Philosophie magazine : Pourquoi avez-vous senti chacun le besoin de faire un détour – par la pensée chinoise pour François Jullien, par le roman occidental pour Yu Hua – pour saisir votre propre réalité ?

François Jullien : Il s’agit d’abord pour moi de tirer parti de la position d’extériorité de la Chine par rapport à l’Europe. Je dis bien extériorité et non altérité, car le chinois se trouve en dehors de la grande famille des langues indo-européennes. La Chine représente également un dehors d’un point de vue historique, jusqu’à une période relativement récente. S’intéresser à la pensée chinoise, c’est donc, en exploitant cette hétérotopie, échapper au mouvement de balancier qui a fécondé la pensée occidentale : entre l’hellénisme et l’hébraïsme, Athènes et Jérusalem, Socrate et Abraham. L’enjeu est d’engager une déconstruction, mais du dehors. Il s’agit tout à la fois de se dépayser, c’est-à-dire, d’éprouver ce qui arrive à la pensée quand on quitte ses références, et de revenir sur les partis pris implicites de la raison européenne, que nous acceptons comme allant de soi et ne pensons pas à interroger. Dans mes essais successifs, qui forment comme un seul livre, j’essaie de tisser une sorte de filet problématique entre l’Europe et la Chine, de façon à capter notre impensé.

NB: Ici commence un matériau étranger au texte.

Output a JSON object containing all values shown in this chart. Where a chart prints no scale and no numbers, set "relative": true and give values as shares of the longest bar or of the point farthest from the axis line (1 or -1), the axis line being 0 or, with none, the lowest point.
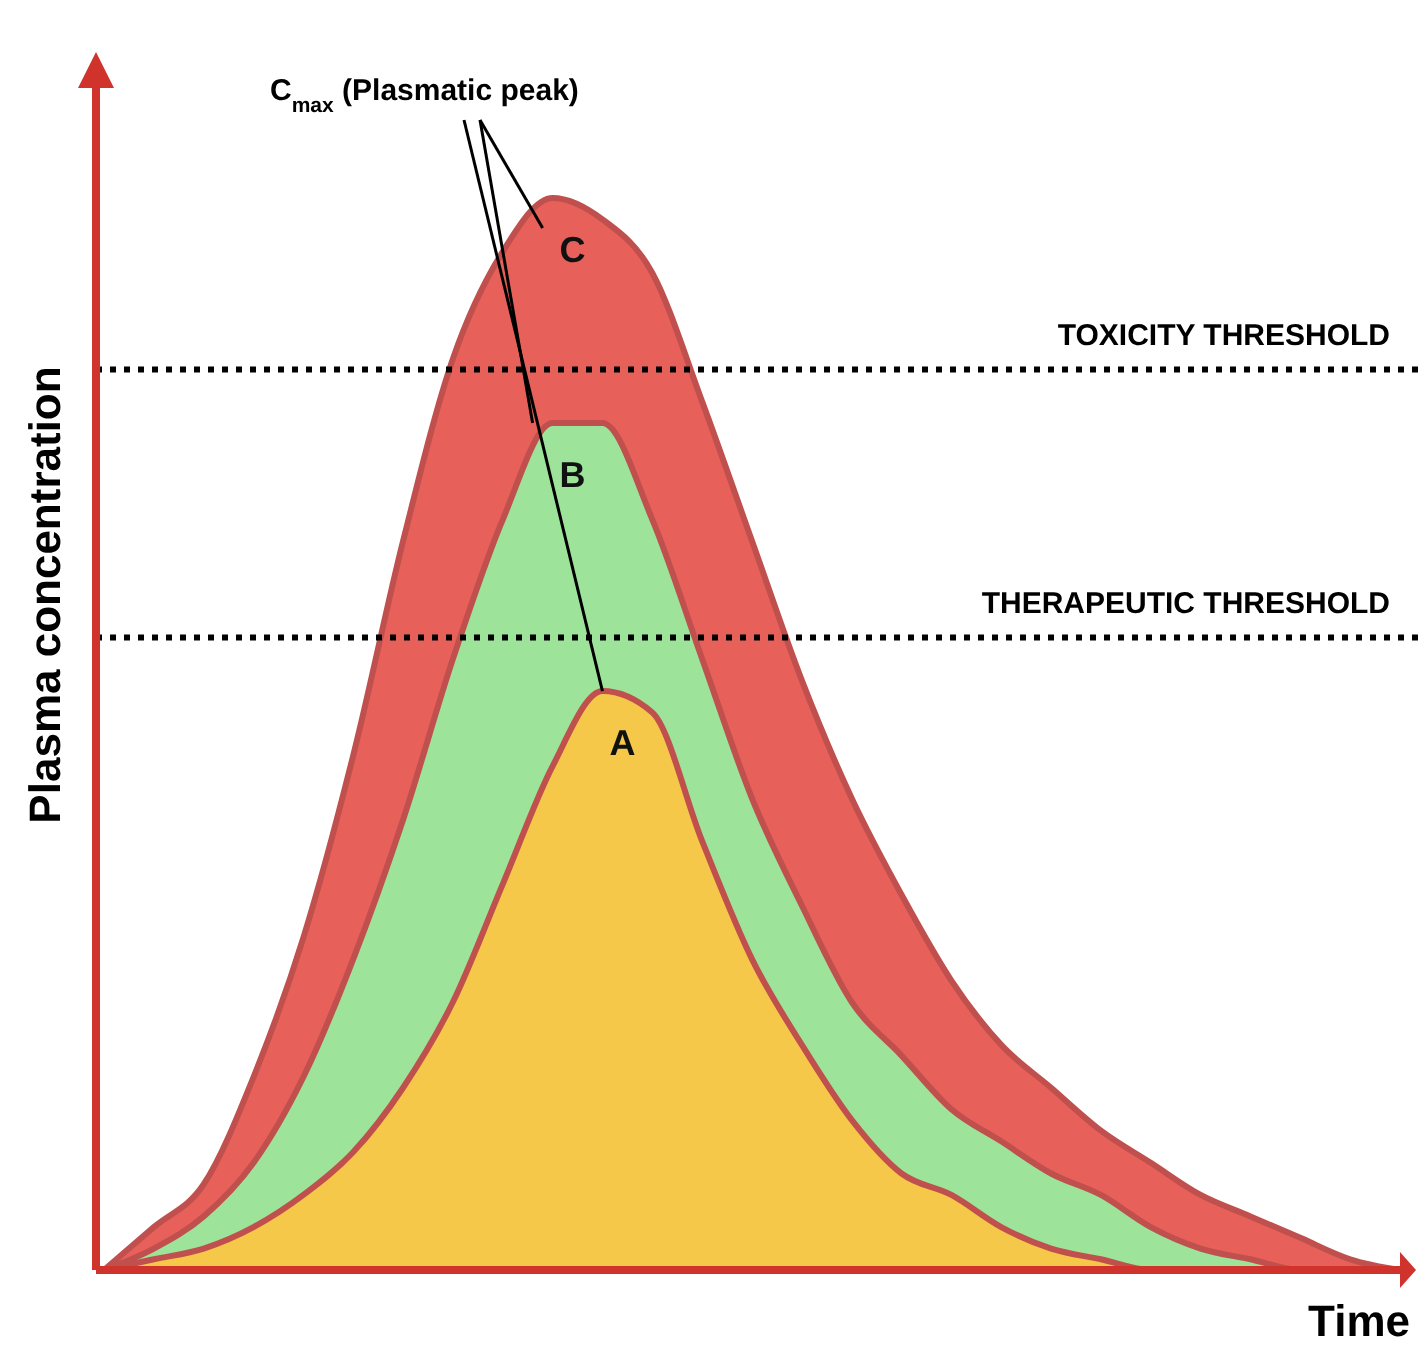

Yu Hua : Tous les écrivains chinois utilisent en fait un style occidentalisé. Il y a chez nous une grande tradition du roman en vers, mais cette forme est devenue difficilement acceptable pour le lecteur contemporain. Par ailleurs, il existe en Occident de très nombreux styles d’écriture, tandis que l’expression traditionnelle chinoise tend vers une forme unique. Comme pour François Jullien, la littérature européenne a été pour moi une source d’inspiration. 

 

Vous avez un autre point commun : l’écrivain Lu Xun (1881-1936). François Jullien a rédigé sa thèse sur ce romancier chinois, tandis que Yu Hua le cite souvent comme une de ses plus grandes influences, au côté de Dickens ou de Stendhal… Pouvez-vous nous présenter cet auteur peu connu des Français ?

Y. H. : Dans ma jeunesse, quand j’allais à l’école primaire et au collège, à l’époque de la Révolution culturelle, seuls deux auteurs étaient inscrits au programme : Mao Zedong et Lu Xun. Lorsque j’avais dix ans, je pensais qu’il n’y avait qu’un seul romancier au monde, Lu Xun, et un seul poète, Mao Zedong. Je devais réciter de larges passages des livres de Lu Xun, c’était une corvée immense. À la fin de la Révolution culturelle, il est tombé dans l’oubli. C’est seulement en 1995 que je l’ai redécouvert, parce qu’un réalisateur chinois qui voulait adapter un de ses romans m’a demandé d’écrire le scénario. Je suis allé dans une librairie et j’ai acheté le Journal d’un fou. Dès la première phrase, le personnage se demande : « Pourquoi le chien de mes voisins m’a-t-il regardé d’un air bizarre ? », et l’on comprend qu’il s’agit d’un fou. Chez un écrivain sans talent, il faut des centaines de pages pour faire comprendre qu’un personnage ne tourne pas rond. Chez Lu Xun, c’est évident, d’entrée de jeu. Son œuvre est très puissante, mais à mon sens, seuls des hommes mûrs, expérimentés, peuvent l’apprécier : ce n’est pas de la littérature pour enfants.